Le Courrier, 6 septembre 2016 :
Le dialogue entre le syndicat Unia et Alpen Peak est rompu. Des plaintes ont été déposées.
Les six ouvriers polonais en grève ont passé leur septième nuit sur le chantier de Sainte-Croix où ils étaient payés entre 8 et 9 euros de l’heure. Unia appelle leur employeur Alpen Peak à payer 100 000 francs d’arriérés de salaires. L’entreprise basée à Neuchâtel refuse tout dialogue tant que le chantier est occupé par les grévistes.

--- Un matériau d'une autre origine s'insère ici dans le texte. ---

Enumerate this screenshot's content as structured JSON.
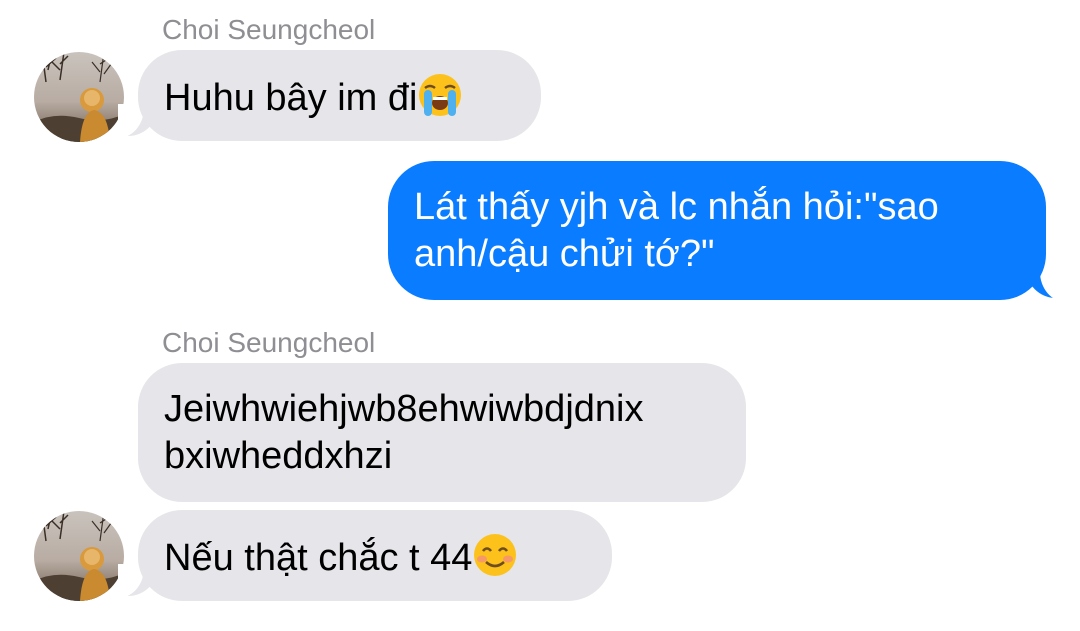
{
  "conversation": {
    "messages": [
      {
        "sender": "Choi Seungcheol",
        "text": "Huhu bây im đi",
        "emoji": "loudly-crying-face-emoji"
      },
      {
        "sender": "me",
        "lines": [
          "Lát thấy yjh và lc nhắn hỏi:\"sao",
          "anh/cậu chửi tớ?\""
        ]
      },
      {
        "sender": "Choi Seungcheol",
        "lines": [
          "Jeiwhwiehjwb8ehwiwbdjdnix",
          "bxiwheddxhzi"
        ]
      },
      {
        "sender": "Choi Seungcheol",
        "text": "Nếu thật chắc t 44",
        "emoji": "smiling-face-with-smiling-eyes-emoji"
      }
    ]
  },
  "colors": {
    "incoming_bubble": "#e5e5ea",
    "outgoing_bubble": "#0a7cff",
    "sender_name": "#8e8e93"
  }
}
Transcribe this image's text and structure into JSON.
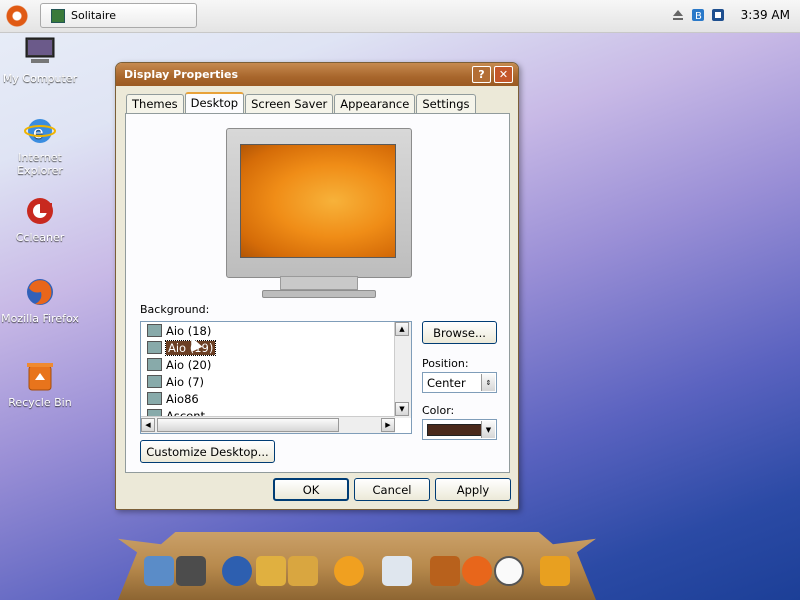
{
  "taskbar": {
    "task_title": "Solitaire",
    "clock": "3:39 AM"
  },
  "desktop_icons": [
    {
      "label": "My Computer"
    },
    {
      "label": "Internet Explorer"
    },
    {
      "label": "Ccleaner"
    },
    {
      "label": "Mozilla Firefox"
    },
    {
      "label": "Recycle Bin"
    }
  ],
  "window": {
    "title": "Display Properties",
    "title_buttons": {
      "help": "?",
      "close": "✕"
    },
    "tabs": [
      {
        "label": "Themes"
      },
      {
        "label": "Desktop"
      },
      {
        "label": "Screen Saver"
      },
      {
        "label": "Appearance"
      },
      {
        "label": "Settings"
      }
    ],
    "active_tab": "Desktop",
    "background_label": "Background:",
    "backgrounds": [
      {
        "label": "Aio (18)"
      },
      {
        "label": "Aio (19)"
      },
      {
        "label": "Aio (20)"
      },
      {
        "label": "Aio (7)"
      },
      {
        "label": "Aio86"
      },
      {
        "label": "Ascent"
      }
    ],
    "selected_background": "Aio (19)",
    "browse_label": "Browse...",
    "position_label": "Position:",
    "position_value": "Center",
    "color_label": "Color:",
    "color_value": "#4b2a1c",
    "customize_label": "Customize Desktop...",
    "ok_label": "OK",
    "cancel_label": "Cancel",
    "apply_label": "Apply"
  },
  "colors": {
    "titlebar": "#a8662c",
    "selection": "#6b3f24",
    "preview_accent": "#f08d17"
  }
}
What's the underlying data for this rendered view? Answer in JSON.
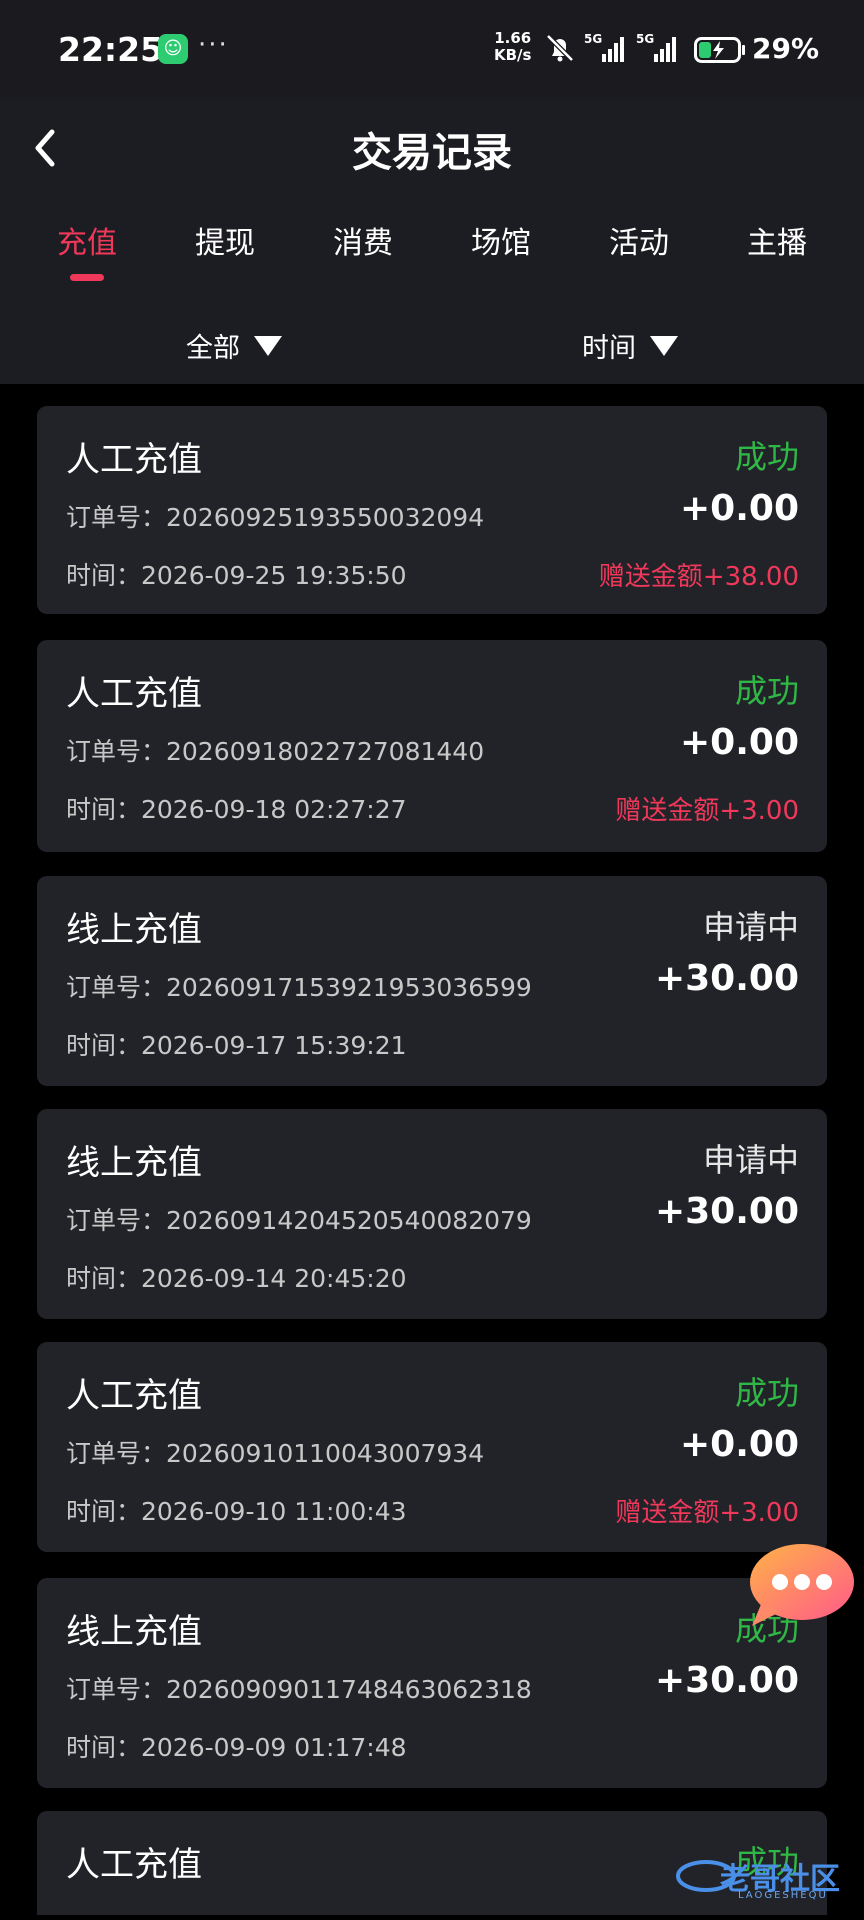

Le syndicat et l’entreprise se livrent à un véritable bras de fer. Jeudi, après requête d’Unia, le Tribunal civil de Neuchâtel ordonnait un séquestre des biens de l’entreprise. Au rez-de-chaussée des locaux de l’entreprise, à Sainte-Croix, des stocks de matériels ont été scellés. L’Office des poursuites et faillites du canton de Neuchâtel a saisi six véhicules de l’entreprise, dont la BMW de fonction du directeur. «Dès mercredi, nous avions constaté que des véhicules partaient chargés d’ordinateurs et de classeurs du bureau», relate Catherine Laubscher, secrétaire syndicale d’Unia Neuchâtel. Le syndicat a aussitôt soupçonné la société de procéder à une fuite des biens de l’entreprise, pour se rendre insolvable et in fine échapper au paiement des arriérés de salaire.
Bataille juridique
Alpen Peak affirme avoir déposé plainte pour occupation illicite de ses chantiers. Lundi, le tribunal d’arrondissement d’Yverdon prononçait une mesure super provisionnelle invitant le syndicat et les grévistes à quitter les lieux. «Celle-ci se base uniquement sur le critère de propriété de l’immeuble» précise Edy Zihlmann, syndicaliste. Les grévistes sont déterminés à rester et une audience doit avoir lieu prochainement. «Nous ferons valoir nos droits syndicaux à rester sur le chantier tant qu’il y a un conflit social ouvert» s’exclame Catherine Laubscher.
Les six employés ont déposé plainte pour faux dans les certificats et usure. Selon eux, le nombre d’heures indiqué sur la fiche de salaire se situe bien en-deçà de la réalité. À 8 euros, leur salaire correspond au tiers des 24,70 francs exigés par la convention collective. Les travailleurs devaient encore débourser 660 francs par mois pour un lit dans un appartement en commun.
La direction d’Alpen Peak ne s’est exprimée que par voie de communiqué. Elle affirme que l’ensemble des heures travaillées ont été versées aux salariés et que ceux-ci logeaient dans des appartements d’un loyer de 150.- par mois pour trois employés. Elle se dit «tout à fait prête à produire les justificatifs à qui de droit le moment venu».
D’autres sociétés touchées
Unia allègue que l’entreprise, active dans le courtage immobilier, rénove des bâtiments à bas prix grâce au travail d’ouvriers sous-payés. Le syndicat a enquêté sur une série d’entreprises étroitement liées à Alpen Peak. Les ouvriers grévistes ont notamment travaillé sur six chantiers appartenant la société TransCrea agence immobilière basée à Sainte-Croix. Ses propriétaires détiennent une entreprise en commun avec Laurent de Giorgi, à la tête d’Alpen Peak.
Hier, Unia menait une action devant le siège de Transcrea. «Cette société a une responsabilité morale concernant les conditions de travail des ouvriers», martèle Catherine Laubscher en appelant la direction à se mettre à la table des négociations. Philippe Gerber, directeur de l’entreprise, s’abstient de tout commentaire.
La grève bénéficie d’un soutien populaire et politique. Hier, 51 députés signaient une déclaration appelant le Conseil d’Etat à intervenir pour favoriser les négociations. Le groupe La Gauche déposait en même temps une interpellation proposant de légiférer pour permettre aux associations professionnelles de bloquer les chantiers en cas de violation des conventions collectives de travail. À Sainte-Croix, un comité citoyen, dont le chanteur Michel Bühler, apporte son soutien aux grévistes. Une pétition a permis de récolter 500 signatures. La municipalité se dit quant à elle «à disposition des parties afin de faciliter la recherche d’une solution à ce conflit».